Stripping Your Border Terrier’s Hair
Before you start stripping your Border’s hair with your thumb and fingers, you need to have the right tools at hand. You need a comb, a brush, and a scissor. While grooming tables are useful, they aren’t usually necessary. This procedure should be done in a place where you and your pet are comfortable; make sure it’s a non-slip surface.
Keep in mind that hand stripping takes time and practice. Make it a great experience for your Border by giving him treats and praises. Remember to take regular breaks; you don’t have to do a full strip in one go. Take as much time so your dog will be comfortable. There may be areas that are easier to do than others, so try not doing the harder areas together.

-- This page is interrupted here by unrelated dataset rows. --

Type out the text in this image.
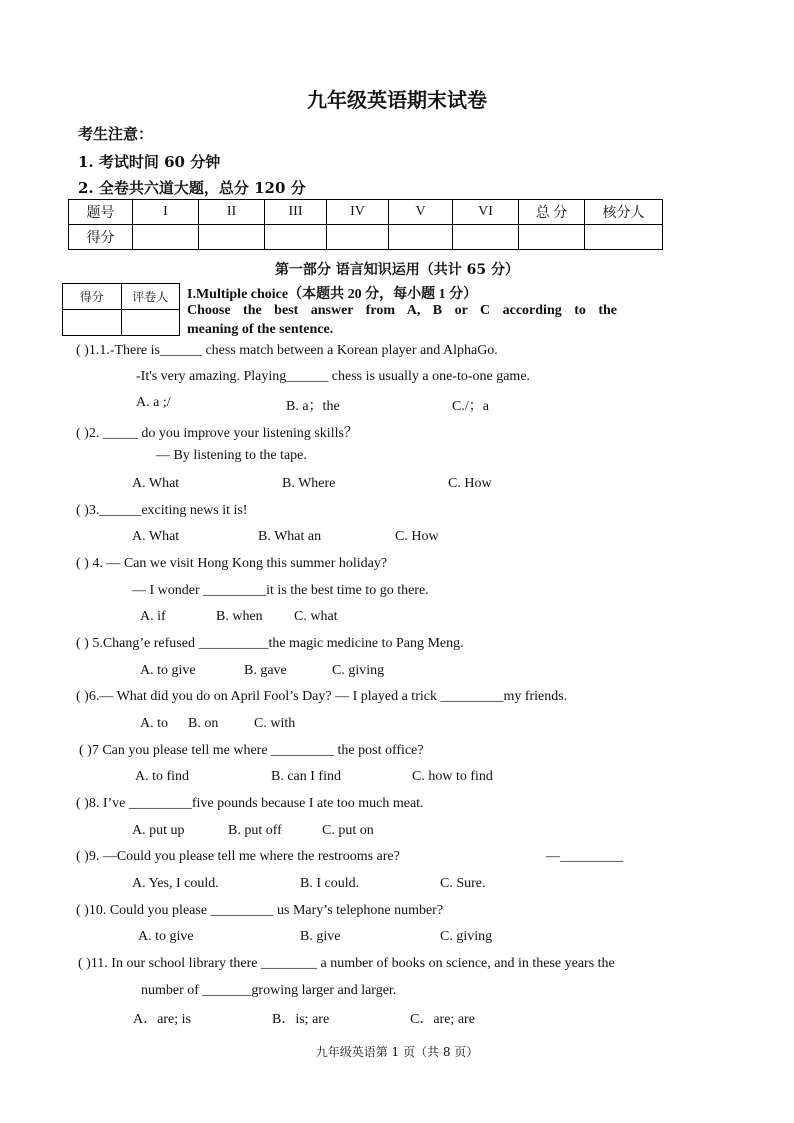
九年级英语期末试卷
考生注意：
1. 考试时间 60 分钟
2. 全卷共六道大题，总分 120 分
题号	I	II	III	IV	V	VI	总 分	核分人
得分								
第一部分 语言知识运用（共计 65 分）
得分	评卷人
	I.Multiple choice（本题共 20 分，每小题 1 分）
Choose the best answer from A, B or C according to the
meaning of the sentence.
( )1.1.-There is______ chess match between a Korean player and AlphaGo.
-It's very amazing. Playing______ chess is usually a one-to-one game.
A. a ;/	B. a；the	C./；a
( )2. _____ do you improve your listening skills？
— By listening to the tape.
A. What	B. Where	C. How
( )3.______exciting news it is!
A. What	B. What an	C. How
( ) 4. — Can we visit Hong Kong this summer holiday?
— I wonder _________it is the best time to go there.
A. if	B. when C. what
( ) 5.Chang’e refused __________the magic medicine to Pang Meng.
A. to give	B. gave	C. giving
( )6.— What did you do on April Fool’s Day? — I played a trick _________my friends.
A. to B. on	C. with
( )7 Can you please tell me where _________ the post office?
A. to find	B. can I find	C. how to find
( )8. I’ve _________five pounds because I ate too much meat.
A. put up	B. put off	C. put on
( )9. —Could you please tell me where the restrooms are?	—_________
A. Yes, I could.	B. I could.	C. Sure.
( )10. Could you please _________ us Mary’s telephone number?
A. to give	B. give	C. giving
( )11. In our school library there ________ a number of books on science, and in these years the
number of _______growing larger and larger.
A．are; is	B．is; are	C．are; are
九年级英语第 1 页（共 8 页）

Start behind the head, and then move down to the head and back. Pull a few hairs gently in the direction of the coat using your hand. The hairs should come out easily without causing discomfort to the dog. Comb the hair while stripping so that it would be easier for you to take hold of it. Use stripping aids like stripping combs, stones, and knives. These tools will help improve your grip on your pet’s hair. Use them carefully as they are sharp.
Stripping the Waist
For easier removal of the hair from this area, hold the loose skin with one hand while pulling the hair with the other. This helps prevent the skin from being pulled as your remove long hairs (which is actually painful for a dog).
Stripping the Bottom
Note that the bottom is the dog’s least favorite part to be stripped. So take your time and stretch your patience with your dog. Remove only a few hairs at a time. Also remove long hairs to keep the area neat and tidy.
Stripping Under the Body
You may use scissors on the scant hair that is found on the tender areas of the tummy. But do not use them on the harsher coat on the chest that can be stripped. It is also easier to use scissors when stripping around the genitals.
Stripping the Legs
Strip down from the thighs towards the feet. Strip hair from both front and back of the legs.
Stripping the feet
Use scissors for removing the hair around the pads of the feet and the nails. Place the scissor flat against the pads and don’t point into the foot. Also, don’t cut the coat that is found on the top of the feet.
Stripping the Tail
Be very careful in stripping the tail of your Border. You don’t need to completely strip the tail, but you have to remove dead hairs to keep it tidy.
Stripping the Head
Stripping the hairs on your dog’s head is much like giving dog haircuts. Thus, take your time so you’ll get the result that you want. Bear in mind that the coat around the muzzle takes longer to re-grown compared to the rest.
Stripping the Ears
Hair inside the ears of your Border should also be removed along with the hairs on the top side of the ear.
If you aren’t comfortable with grooming your Border on your own, you may seek the services of mobile groomers. Make sure that you find only the best in your area for your furry friend.